Sparse VideoGen2: Accelerate Video Generation with Sparse Attention via Semantic-Aware Permutation (2505.18875v3)

Published 24 May 2025 in cs.CV

Abstract: Diffusion Transformers (DiTs) are essential for video generation but suffer from significant latency due to the quadratic complexity of attention. By computing only critical tokens, sparse attention reduces computational costs and offers a promising acceleration approach. However, we identify that existing methods fail to approach optimal generation quality under the same computation budget for two reasons: (1) Inaccurate critical token identification: current methods cluster tokens based on position rather than semantics, leading to imprecise aggregated representations. (2) Excessive computation waste: critical tokens are scattered among non-critical ones, leading to wasted computation on GPUs, which are optimized for processing contiguous tokens. In this paper, we propose SVG2, a training-free framework that maximizes identification accuracy and minimizes computation waste, achieving a Pareto frontier trade-off between generation quality and efficiency. The core of SVG2 is semantic-aware permutation, which clusters and reorders tokens based on semantic similarity using k-means. This approach ensures both a precise cluster representation, improving identification accuracy, and a densified layout of critical tokens, enabling efficient computation without padding. Additionally, SVG2 integrates top-p dynamic budget control and customized kernel implementations, achieving up to 2.30x and 1.89x speedup while maintaining a PSNR of up to 30 and 26 on HunyuanVideo and Wan 2.1, respectively. Our code is open-sourced at \href{https://github.com/svg-project/Sparse-VideoGen}{https://github.com/svg-project/Sparse-VideoGen}.

Summary

The paper introduces semantic-aware permutation to efficiently identify and process critical tokens in Diffusion Transformers for video generation.
It integrates a centroid-based estimation and customized attention kernel to optimize computational budgets and balance speed with quality.
Results show up to 2.30x speedup on HunyuanVideo and PSNR improvements up to 30, underscoring practical performance gains.

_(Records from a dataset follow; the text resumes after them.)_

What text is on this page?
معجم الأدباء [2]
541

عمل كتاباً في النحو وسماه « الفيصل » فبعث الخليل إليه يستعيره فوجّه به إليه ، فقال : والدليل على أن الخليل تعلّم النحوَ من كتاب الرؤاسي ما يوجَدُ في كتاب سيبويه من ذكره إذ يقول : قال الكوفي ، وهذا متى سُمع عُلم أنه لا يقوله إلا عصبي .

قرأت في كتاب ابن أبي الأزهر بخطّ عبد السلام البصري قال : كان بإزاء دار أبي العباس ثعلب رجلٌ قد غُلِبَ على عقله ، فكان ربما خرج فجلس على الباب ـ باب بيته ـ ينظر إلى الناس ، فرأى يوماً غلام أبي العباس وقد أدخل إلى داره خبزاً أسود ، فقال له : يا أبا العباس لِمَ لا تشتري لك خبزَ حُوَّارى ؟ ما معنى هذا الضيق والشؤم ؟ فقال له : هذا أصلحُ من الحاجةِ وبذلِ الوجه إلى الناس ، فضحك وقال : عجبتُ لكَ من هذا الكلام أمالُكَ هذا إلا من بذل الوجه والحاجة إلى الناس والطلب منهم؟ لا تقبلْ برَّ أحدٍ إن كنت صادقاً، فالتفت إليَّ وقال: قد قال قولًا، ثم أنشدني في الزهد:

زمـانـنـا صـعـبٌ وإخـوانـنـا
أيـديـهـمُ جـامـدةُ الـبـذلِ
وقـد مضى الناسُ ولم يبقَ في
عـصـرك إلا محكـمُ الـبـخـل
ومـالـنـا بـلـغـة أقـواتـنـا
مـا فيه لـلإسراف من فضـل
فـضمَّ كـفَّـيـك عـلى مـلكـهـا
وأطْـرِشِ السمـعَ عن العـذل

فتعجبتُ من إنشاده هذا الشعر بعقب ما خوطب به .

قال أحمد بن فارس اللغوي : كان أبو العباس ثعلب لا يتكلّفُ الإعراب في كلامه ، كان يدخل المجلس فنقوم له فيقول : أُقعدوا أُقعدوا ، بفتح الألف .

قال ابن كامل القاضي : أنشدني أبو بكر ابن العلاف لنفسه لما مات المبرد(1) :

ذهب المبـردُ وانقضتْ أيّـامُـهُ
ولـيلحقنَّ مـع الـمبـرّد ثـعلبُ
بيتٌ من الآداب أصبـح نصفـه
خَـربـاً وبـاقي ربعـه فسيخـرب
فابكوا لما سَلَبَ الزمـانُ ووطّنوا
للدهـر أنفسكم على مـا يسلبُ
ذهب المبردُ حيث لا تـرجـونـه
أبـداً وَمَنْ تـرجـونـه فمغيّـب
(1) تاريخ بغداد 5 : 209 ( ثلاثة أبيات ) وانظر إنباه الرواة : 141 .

Sparse VideoGen2: Accelerating Video Generation through Sparse Attention and Semantic-Aware Permutation

Introduction

Sparse VideoGen2 (SVG2) is a novel approach designed to enhance the efficiency of video generation in Diffusion Transformers (DiTs) by leveraging sparse attention mechanisms. DiTs are powerful in generating high-quality videos but suffer from significant latency due to the quadratic complexity of attention mechanisms. SVG2 addresses this bottleneck by focusing on the efficient computation of critical tokens through sparse attention, thus achieving a balance between computational efficiency and generation quality.

Technical Approach

SVG2 introduces a semantic-aware permutation method to optimize token clustering, focusing on semantic rather than positional similarity to improve the accuracy of critical token identification. This approach involves clustering tokens based on their semantic activations, allowing for more representative aggregated activations and better approximations of attention scores, which are crucial for identifying critical tokens accurately. The proposed semantic-aware permutation also reorganizes critical tokens into contiguous blocks, minimizing computation waste and enhancing GPU efficiency.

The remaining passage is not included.